韓国法相 vs 検事総長が見せた韓国のお国柄

韓国の文在寅大統領(Photo by Jeon Heon-Kyun-Pool/Getty Images)


文在寅大統領も弁護士出身だ。秋美愛法相も政界に出る前には判事を務めた。司法に明るいはずの2人だが、「政治介入」や「国民の不信感」という懸念を振り払ってでも、検察の権力をそぎ落としたいようだ。韓国の検察は、軍や情報機関などとともに、時の政権が権力を維持するための装置として使ってきた歴史がある。

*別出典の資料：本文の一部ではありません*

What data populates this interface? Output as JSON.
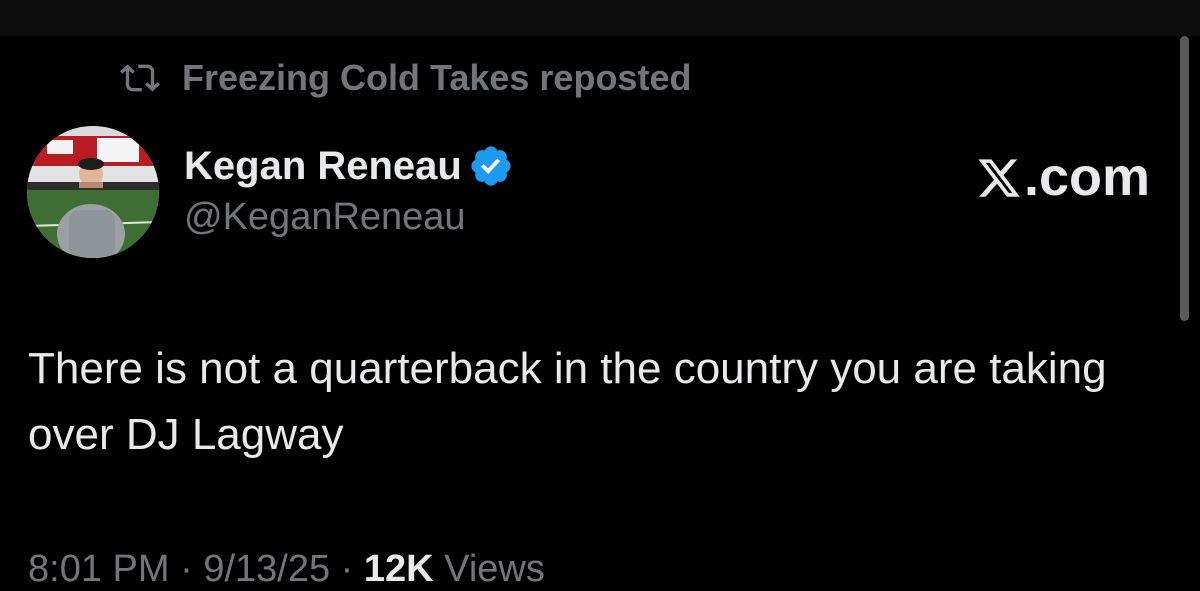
{
  "repost": {
    "label": "Freezing Cold Takes reposted",
    "icon": "repost-icon"
  },
  "author": {
    "name": "Kegan Reneau",
    "handle": "@KeganReneau",
    "verified": true,
    "verified_color": "#1d9bf0"
  },
  "brand": {
    "label": ".com"
  },
  "tweet": {
    "text": "There is not a quarterback in the country you are taking over DJ Lagway"
  },
  "meta": {
    "time": "8:01 PM",
    "separator": "·",
    "date": "9/13/25",
    "views_count": "12K",
    "views_label": "Views"
  },
  "colors": {
    "background": "#000000",
    "text_primary": "#e7e9ea",
    "text_secondary": "#71767b"
  }
}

文在寅政権は2017年の発足当時から「検察改革」を重要な政治課題に挙げ続けてきた。元々、文大統領の右腕と言われた曺国元法相がこの問題を指揮していたが、昨秋に噴出したスキャンダルで辞任。政権としては22年5月の任期切れを前に「今回こそは」という思いがあったのだろう。ただ、与党陣営の都合が前面に出るあまり、「国民の司法への信頼」という国民全体の利益がかすんでしまった。

韓国国民の視線は、尹検事総長に同情的だ。韓国の世論調査会社リアルメーターが26日に発表した世論調査では、秋氏の措置が「間違っている」と答えた人が56.3%で、「正しい」の38.8%を引き離した。尹氏自身、すぐに職務排除執行停止訴訟を起こすなど、徹底抗戦の構えを取っている。

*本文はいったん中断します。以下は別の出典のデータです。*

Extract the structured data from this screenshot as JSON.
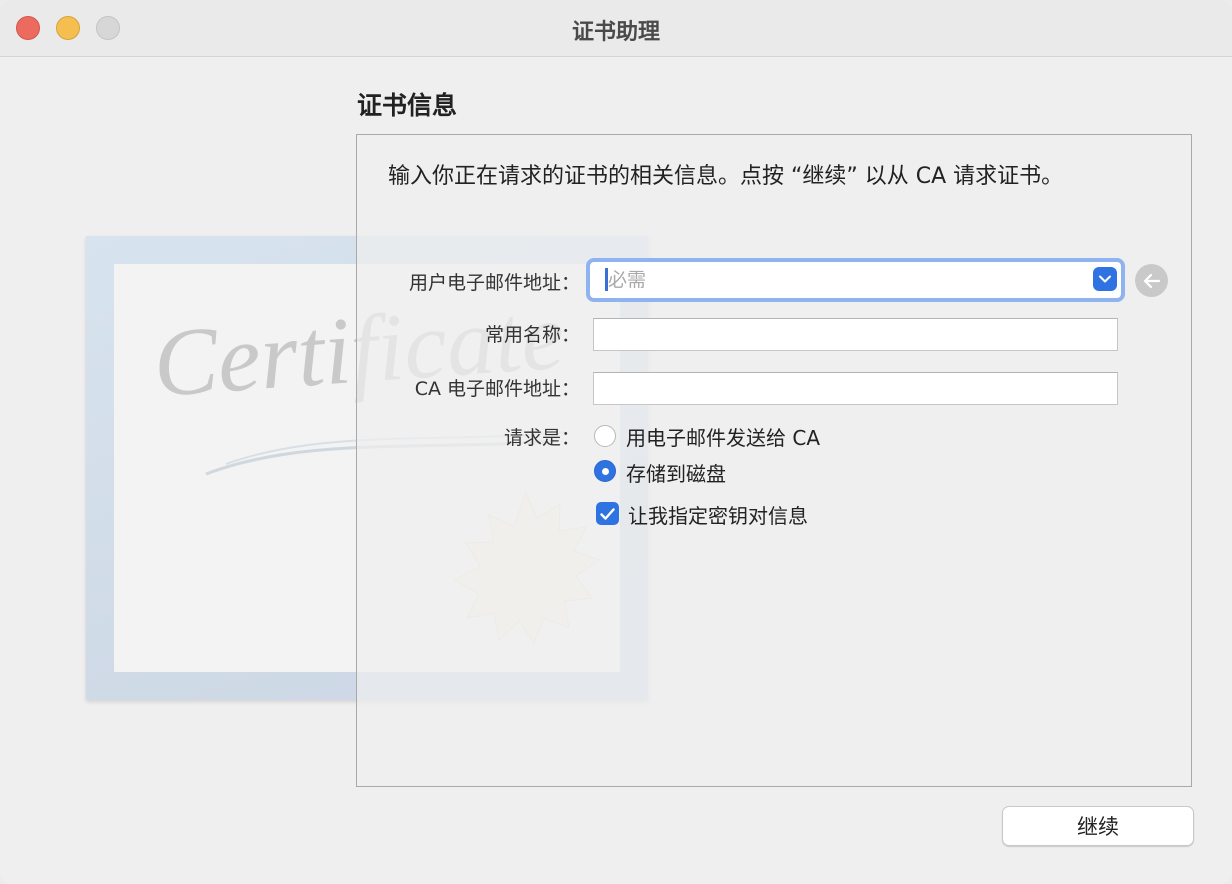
{
  "window": {
    "title": "证书助理"
  },
  "section_title": "证书信息",
  "description": "输入你正在请求的证书的相关信息。点按 “继续” 以从 CA 请求证书。",
  "illustration": {
    "script_text": "Certificate"
  },
  "form": {
    "email_label": "用户电子邮件地址：",
    "email_placeholder": "必需",
    "email_value": "",
    "common_name_label": "常用名称：",
    "common_name_value": "",
    "ca_email_label": "CA 电子邮件地址：",
    "ca_email_value": "",
    "request_label": "请求是：",
    "options": [
      {
        "label": "用电子邮件发送给 CA",
        "selected": false
      },
      {
        "label": "存储到磁盘",
        "selected": true
      }
    ],
    "key_pair_checkbox": {
      "label": "让我指定密钥对信息",
      "checked": true
    }
  },
  "buttons": {
    "continue_label": "继续"
  },
  "colors": {
    "accent": "#2f73e3",
    "focus_ring": "#8fb2f0",
    "close": "#ec6a5e",
    "minimize": "#f4bf4f",
    "maximize_disabled": "#d7d7d7"
  },
  "icons": {
    "combo": "chevron-down-icon",
    "back": "arrow-left-icon",
    "check": "checkmark-icon"
  }
}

一方、法相と検事総長との対立を受け、韓国の検事たちが一斉に抗議の声を上げている。韓国メディアによれば、全国41支庁のうち、40支庁に所属する幹部職ではない検事がこの問題の是非を議論する会議に参加。参加者は全体の9割以上に上り、そのほとんどが、尹検事総長に対する処分に反対の声を上げたという。韓国でも、同じ進歩系の盧武鉉政権時代、検察改革に反発した検事たちが反発したことがある。

これに対し、日本では検事が個人的な意見を述べるケースはほとんどない。これも、黒川氏を巡る問題だが、同氏の定年延長問題を巡り、今年2月に法務省で開かれた全国の高検や地検のトップが一堂に会する「検察長官会同」で、参加した検事正から「国民に経緯を説明すべきだ」との意見が出たことが報じられた程度だ。

先の日韓の法曹界に詳しい関係者は「日本では、検察官は公益の代表者であり、不偏不党の組織の一員という意識が強い。このため、政治に絡む発言は控えるべきだという考えが背景にある」と語る。外部への発信が必要だと判断した場合は、個人ではなく組織として発言する傾向があるという。